The tears didn’t stop falling. He roared the deep guttural roar of his Alpha, letting all of his fury and frustration at losing her for even the briefest of time—for having her plucked from his mind—consume him. How could he have let her down this way? How could he have let her be taken from that place in him that no one should have been able to touch? Was he that weak-minded?
He tore the rest of the sheets from the bed, throwing them limply against the wall, his vision clouded by the tears that were spilling with fury. But it wasn’t enough. He wanted to kill that fucking vampire.
Graeme paced around the room, chest heaving with the talisman that now hung against it as his mind ran over the late night and early morning hours. He had wasted so much time already just trying to be brought up to speed about all of the details that he should have already known. He had been chasing his own tail, spinning around in circles trying to get a grasp on all that had occurred, left to trust everyone else’s memories and descriptions of his mate and the circumstance they were now in.

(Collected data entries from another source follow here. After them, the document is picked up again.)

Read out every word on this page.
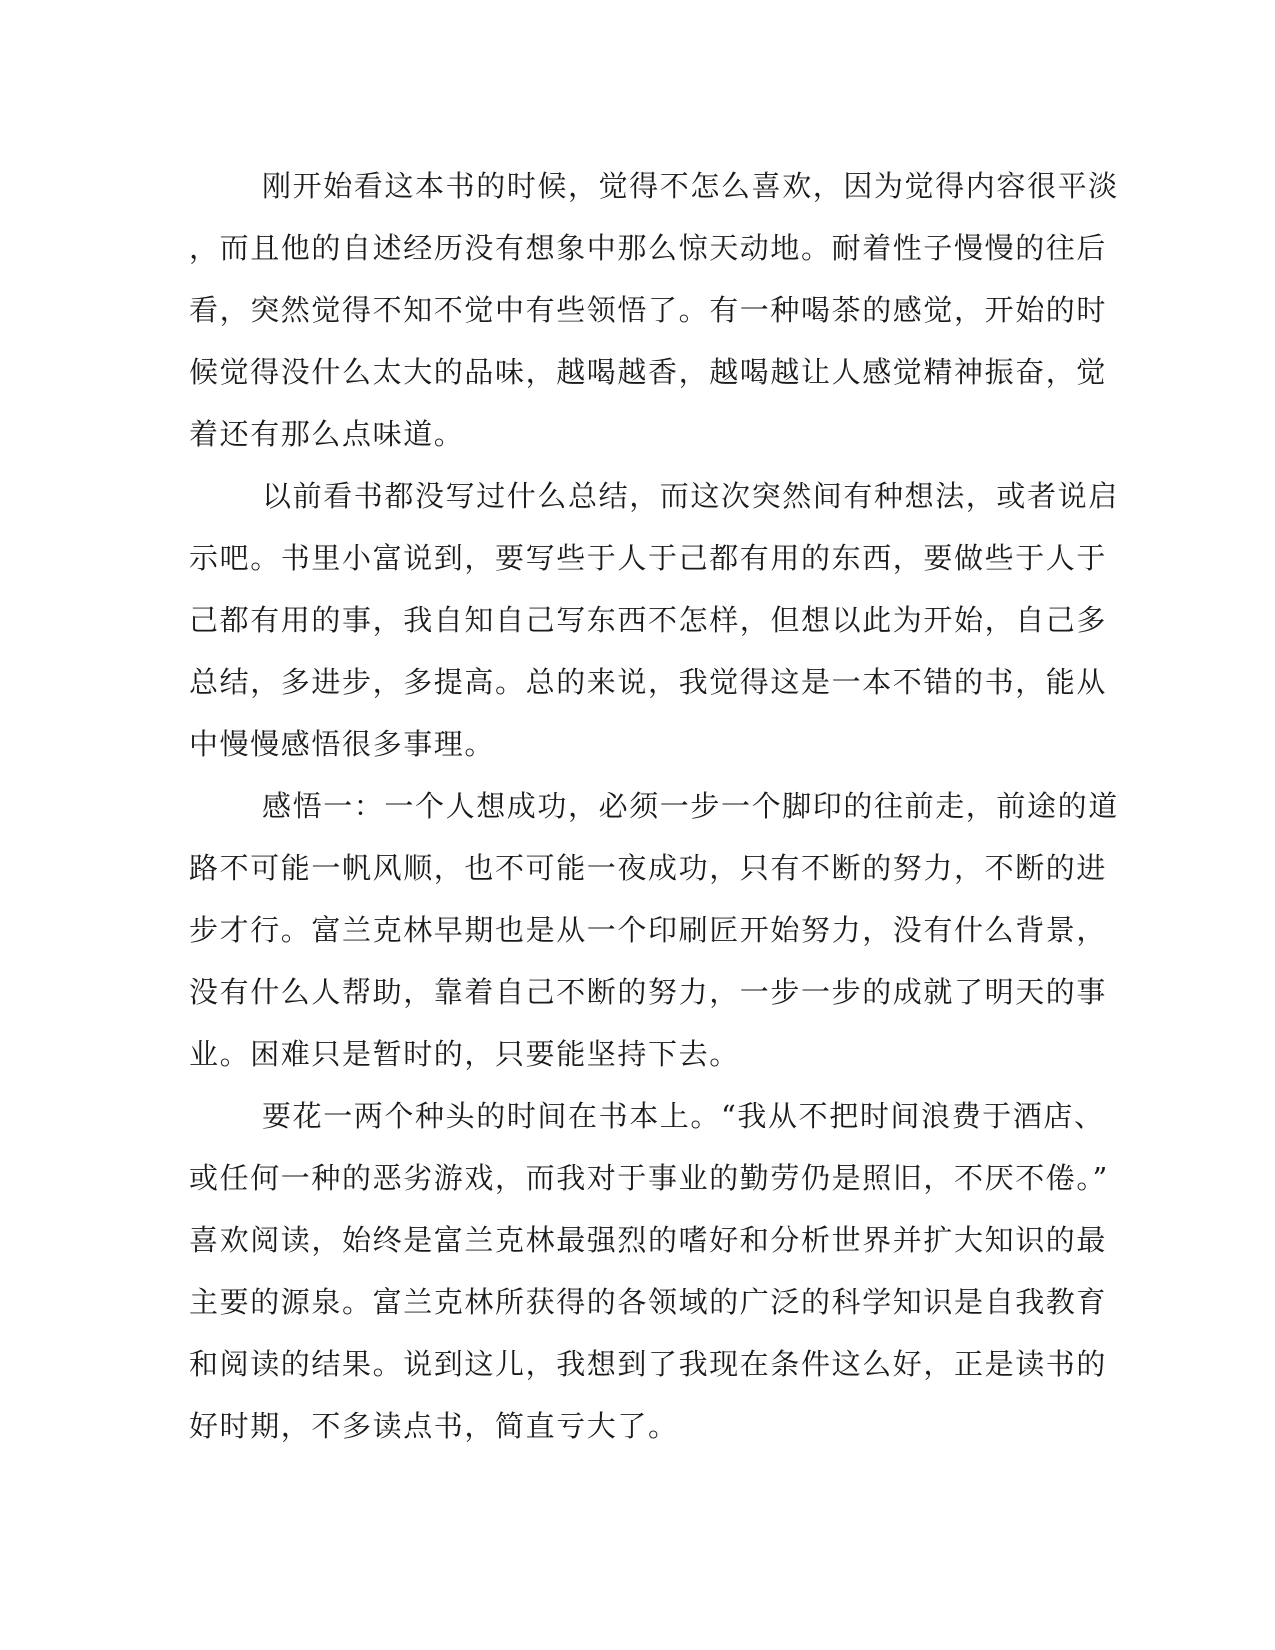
刚开始看这本书的时候，觉得不怎么喜欢，因为觉得内容很平淡
，而且他的自述经历没有想象中那么惊天动地。耐着性子慢慢的往后
看，突然觉得不知不觉中有些领悟了。有一种喝茶的感觉，开始的时
候觉得没什么太大的品味，越喝越香，越喝越让人感觉精神振奋，觉
着还有那么点味道。
以前看书都没写过什么总结，而这次突然间有种想法，或者说启
示吧。书里小富说到，要写些于人于己都有用的东西，要做些于人于
己都有用的事，我自知自己写东西不怎样，但想以此为开始，自己多
总结，多进步，多提高。总的来说，我觉得这是一本不错的书，能从
中慢慢感悟很多事理。
感悟一：一个人想成功，必须一步一个脚印的往前走，前途的道
路不可能一帆风顺，也不可能一夜成功，只有不断的努力，不断的进
步才行。富兰克林早期也是从一个印刷匠开始努力，没有什么背景，
没有什么人帮助，靠着自己不断的努力，一步一步的成就了明天的事
业。困难只是暂时的，只要能坚持下去。
要花一两个种头的时间在书本上。“我从不把时间浪费于酒店、
或任何一种的恶劣游戏，而我对于事业的勤劳仍是照旧，不厌不倦。”
喜欢阅读，始终是富兰克林最强烈的嗜好和分析世界并扩大知识的最
主要的源泉。富兰克林所获得的各领域的广泛的科学知识是自我教育
和阅读的结果。说到这儿，我想到了我现在条件这么好，正是读书的
好时期，不多读点书，简直亏大了。
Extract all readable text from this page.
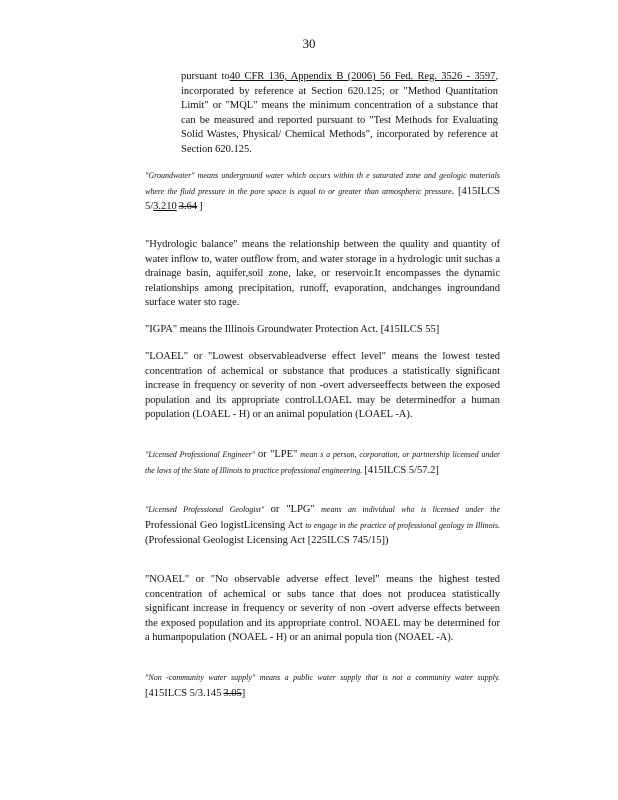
30
pursuant to40 CFR 136, Appendix B (2006) 56 Fed. Reg. 3526 - 3597, incorporated by reference at Section 620.125; or "Method Quantitation Limit" or "MQL" means the minimum concentration of a substance that can be measured and reported pursuant to "Test Methods for Evaluating Solid Wastes, Physical/ Chemical Methods", incorporated by reference at Section 620.125.
"Groundwater" means underground water which occurs within th e saturated zone and geologic materials where the fluid pressure in the pore space is equal to or greater than atmospheric pressure. [415ILCS 5/3.210 3.64 ]
"Hydrologic balance" means the relationship between the quality and quantity of water inflow to, water outflow from, and water storage in a hydrologic unit suchas a drainage basin, aquifer,soil zone, lake, or reservoir.It encompasses the dynamic relationships among precipitation, runoff, evaporation, andchanges ingroundand surface water sto rage.
"IGPA" means the Illinois Groundwater Protection Act. [415ILCS 55]
"LOAEL" or "Lowest observableadverse effect level" means the lowest tested concentration of achemical or substance that produces a statistically significant increase in frequency or severity of non -overt adverseeffects between the exposed population and its appropriate control.LOAEL may be determinedfor a human population (LOAEL - H) or an animal population (LOAEL -A).
"Licensed Professional Engineer" or "LPE" mean s a person, corporation, or partnership licensed under the laws of the State of Illinois to practice professional engineering. [415ILCS 5/57.2]
"Licensed Professional Geologist" or "LPG" means an individual who is licensed under the Professional Geo logistLicensing Act to engage in the practice of professional geology in Illinois. (Professional Geologist Licensing Act [225ILCS 745/15])
"NOAEL" or "No observable adverse effect level" means the highest tested concentration of achemical or subs tance that does not producea statistically significant increase in frequency or severity of non -overt adverse effects between the exposed population and its appropriate control. NOAEL may be determined for a humanpopulation (NOAEL - H) or an animal popula tion (NOAEL -A).
"Non -community water supply" means a public water supply that is not a community water supply. [415ILCS 5/3.145 3.05]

And then his thoughts turned to Violet.
His eyes grew wide at the realization of what had transpired. Violet had beckoned him in, realizing that his memory was gone. And he had followed her. He had listened to her. He had given her his time, considered—if even briefly—her petition that this male she was terrified of may be connected to his mate. And then he had even comforted her.
He grimaced, his stomach turning. Violet may be horribly injured. She may even believe that Graeme’s mate was somehow involved, but that was all the more reason for him to have stayed far away from her while she was in that state. He had arranged for others to take care of her. She didn’t need him there. What was he thinking? She had even curled up next to him, finding comfort in his warmth and familiarity during her nightmare.
Graeme groaned and leaned against the doorframe to the bathroom, seeing nothing but his mate’s beautiful face and feeling how sick she would be to know of it. How could he have done something that stupid? Memories or not—Violet injured or not—Greta was right. He deserved all of that fury and more.
But now was not the time to dwell on it. Now was time to figure out a way to help his mate kill that vampire so she could safely return to them.